ISIS Faces Another Defeat, This Time In The Syrian Desert

ISIS in Syria
A general view taken on August 13, 2017 shows an Islamic State (ISIS) group poster in the central Syrian town of Al-Sukhnah on August 13, 2017 as pro-government fighters clear the area after taking control of the city situated in the county's large desert area called the Badiya. Stringer/AFP/Getty

The Islamic State militant group (ISIS) is facing another defeat as the Russian-backed forces of Syrian dictator Bashar al-Assad encircle the forces of the radical Islamist militants in desert in central Syria.

The Syrian Observatory for Human Rights, a U.K.-based monitoring group that uses an extensive network of sources on the ground in Syria and is opposed to the Assad regime, said Thursday that Syrian military forces joined up from the north and south of the Badiya desert area overnight.

ISIS has controlled the territory since 2014 but the Syrian regime has been emboldened by support from Moscow and Iran.

The Badiya desert region stretches between central Syria and the border area near Jordan and Iraq. A key battle that is continuing between the Syrian troops and ISIS fighters is for the town of Sukhnah.
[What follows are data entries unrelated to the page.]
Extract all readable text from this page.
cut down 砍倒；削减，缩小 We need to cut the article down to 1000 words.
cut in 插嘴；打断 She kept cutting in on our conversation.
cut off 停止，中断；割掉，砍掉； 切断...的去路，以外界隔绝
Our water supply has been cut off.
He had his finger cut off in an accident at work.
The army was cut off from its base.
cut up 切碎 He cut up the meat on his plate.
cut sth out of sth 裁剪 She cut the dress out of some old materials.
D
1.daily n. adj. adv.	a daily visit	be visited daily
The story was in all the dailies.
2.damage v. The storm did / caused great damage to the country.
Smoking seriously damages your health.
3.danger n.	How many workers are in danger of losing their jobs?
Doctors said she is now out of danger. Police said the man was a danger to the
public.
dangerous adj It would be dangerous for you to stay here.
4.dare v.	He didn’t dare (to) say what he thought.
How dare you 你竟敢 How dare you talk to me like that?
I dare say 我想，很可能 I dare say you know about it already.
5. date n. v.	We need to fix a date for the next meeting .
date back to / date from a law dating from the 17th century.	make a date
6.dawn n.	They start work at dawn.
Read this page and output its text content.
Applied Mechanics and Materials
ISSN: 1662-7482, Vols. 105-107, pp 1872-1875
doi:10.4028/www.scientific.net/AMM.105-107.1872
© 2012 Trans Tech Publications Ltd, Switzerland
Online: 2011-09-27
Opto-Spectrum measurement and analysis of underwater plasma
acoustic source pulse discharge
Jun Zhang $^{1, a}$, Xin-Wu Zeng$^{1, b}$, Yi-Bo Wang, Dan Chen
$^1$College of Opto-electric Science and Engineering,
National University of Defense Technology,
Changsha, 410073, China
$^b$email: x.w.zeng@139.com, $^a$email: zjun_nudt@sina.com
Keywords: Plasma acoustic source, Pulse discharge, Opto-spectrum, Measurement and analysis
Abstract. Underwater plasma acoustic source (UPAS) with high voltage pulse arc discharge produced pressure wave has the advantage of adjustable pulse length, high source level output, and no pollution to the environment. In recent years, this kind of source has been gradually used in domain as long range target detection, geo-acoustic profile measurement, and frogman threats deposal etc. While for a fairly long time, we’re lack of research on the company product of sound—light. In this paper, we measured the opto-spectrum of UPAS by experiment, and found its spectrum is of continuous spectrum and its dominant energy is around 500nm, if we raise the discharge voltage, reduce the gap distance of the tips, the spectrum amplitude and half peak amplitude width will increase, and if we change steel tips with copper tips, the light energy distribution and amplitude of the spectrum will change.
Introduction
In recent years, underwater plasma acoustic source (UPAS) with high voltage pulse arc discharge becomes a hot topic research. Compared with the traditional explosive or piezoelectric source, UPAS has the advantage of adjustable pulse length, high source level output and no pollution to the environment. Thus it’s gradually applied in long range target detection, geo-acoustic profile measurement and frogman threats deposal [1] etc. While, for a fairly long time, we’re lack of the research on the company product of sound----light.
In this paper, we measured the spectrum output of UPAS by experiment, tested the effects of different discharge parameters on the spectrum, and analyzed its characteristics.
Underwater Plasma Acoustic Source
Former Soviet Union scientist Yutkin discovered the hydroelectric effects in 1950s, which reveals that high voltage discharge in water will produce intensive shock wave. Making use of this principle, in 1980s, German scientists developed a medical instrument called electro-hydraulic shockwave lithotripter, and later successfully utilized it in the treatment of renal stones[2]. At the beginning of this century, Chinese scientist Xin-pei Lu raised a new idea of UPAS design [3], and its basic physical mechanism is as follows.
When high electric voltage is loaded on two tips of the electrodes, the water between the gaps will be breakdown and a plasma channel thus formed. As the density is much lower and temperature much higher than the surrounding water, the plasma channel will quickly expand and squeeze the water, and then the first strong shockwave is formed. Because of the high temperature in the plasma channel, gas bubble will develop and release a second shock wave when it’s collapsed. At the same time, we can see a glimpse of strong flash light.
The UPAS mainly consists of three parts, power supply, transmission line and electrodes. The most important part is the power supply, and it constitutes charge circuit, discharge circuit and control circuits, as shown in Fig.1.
While the U.S.-led coalition is supporting an Arab-Kurdish coalition to recapture the eastern city of Raqqa, the Syrian regime has focused on recapturing other stretches of territory from ISIS, advancing on the eastern province of Deir Ezzor where ISIS still controls the cities of Deir Ezzor and Mayadin.

Victory for the Syrian government in this region would boost Damascus and Moscow's hope of recapturing Deir Ezzor from ISIS, one of the last bastions of the group in the country.

Assad has attempted to paint the six-year-long civil war as a battle against extremists but critics point out that ISIS emerged in 2014 amid the chaos in the country, when the Syrian leader released hardened jihadists from jail, many of which went on to join the Islamist insurgency.

Rights groups, the U.N. and western governments have all pointed to evidence that indicates that Assad has used chemical weapons against civilian populations and torture prisons to detain opposition activists, even using a crematorium at the notorious Saydnaya prison complex to remove evidence of the hundreds of people hanged at the compound.

The war has created one of the worst humanitarian crises since the Second World War, with more than 400,000 dead, millions displaced internally and externally and the country left in ruins.